Our 2022 Domaine Syrah was very lovely and should age extremely well, but didn’t yet have the elegance of the older wines. The 2007 BAV Leaf Stone still had lots of fruit, amazing for a 17-year-old wine from 4-year old vines -- we were really proud.  It also had undertones of all those great Syrah flavors, like forest floor, mushroom, and earthiness, and the balance was still excellent after all these years. The 1990 La Chapelle was otherworldly -- it was very complex, very long, and changed flavors every ten minutes (thyme, black licorice, meaty to name a few). It was so balanced and felt really young, like it could have lasted another 20 years in bottle. As I am writing this, I am trying to think of another red wine I enjoyed more, and nothing comes to mind.  Wow.

In the spirit of the evening, we decided to open the only other 1990 we had left in our cellar -- the 1990 Château d’Yquem Sauternes. It was fantastic, every bit on the level of the La Chapelle. Orange marmalade, honey, you name it, it was there. And perfect balance. An excellent capper to a wonderful night.

Wine has a special ability to transport us – to places, to times, to people. After Phil Masturzo, who writes about wine for the Akron Beacon-Journal, posted about his father, we asked him to tell us more about his wine and his father. He wrote:

(In Akron, Phil Masturzo toasted his dad with a 2013 La Lecciaia Brunello)

I bought my dad a bottle of 1997 La Lecciaia Brunello for Father’s Day back around 2000 or so. He loved to have a glass of wine but went crazy when he had the Brunello, so I ended up buying a case of the 1999 that we shared together. Shortly after I bought the case he was diagnosed with stage 4 non-Hodgkin’s lymphoma. The doctor said his next Christmas would be his last. He lived 6 additional years in spite of what the doctor predicted. That gave us time to share more Brunello together in-between the many rounds of chemo, radiation, and a quadruple bypass heart surgery. I purchased a few bottles of 2013 La Lecciaia that I recently found online so I could relive those cherished moments again. 

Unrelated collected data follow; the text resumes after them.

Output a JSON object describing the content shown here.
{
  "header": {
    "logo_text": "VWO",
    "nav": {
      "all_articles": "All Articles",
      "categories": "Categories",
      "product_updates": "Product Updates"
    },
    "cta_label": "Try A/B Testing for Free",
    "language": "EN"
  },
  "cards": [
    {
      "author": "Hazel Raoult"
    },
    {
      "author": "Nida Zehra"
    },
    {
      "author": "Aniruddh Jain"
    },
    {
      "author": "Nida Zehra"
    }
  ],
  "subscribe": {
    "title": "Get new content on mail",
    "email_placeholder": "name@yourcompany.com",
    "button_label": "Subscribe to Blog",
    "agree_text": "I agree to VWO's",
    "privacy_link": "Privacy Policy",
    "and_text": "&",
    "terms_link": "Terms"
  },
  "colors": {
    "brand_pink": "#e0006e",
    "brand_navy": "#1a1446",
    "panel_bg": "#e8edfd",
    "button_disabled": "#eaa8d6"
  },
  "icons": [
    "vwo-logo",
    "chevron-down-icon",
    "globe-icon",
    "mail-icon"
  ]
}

The last time we shared a bottle of Brunello was almost 20 years ago as dad passed in November of 2006. Isn’t it amazing how a bottle of fermented grape juice can transport us back in time to one of our happy moments?

Don’t wait for a special occasion to open your cherished wines. But just in case: Open That Bottle Night 2026 falls on Feb. 28. Friends of John Donovan, who in 2014 organized what he believed was Dubuque, Iowa’s first OTBN celebration, have begun making plans for next year with him.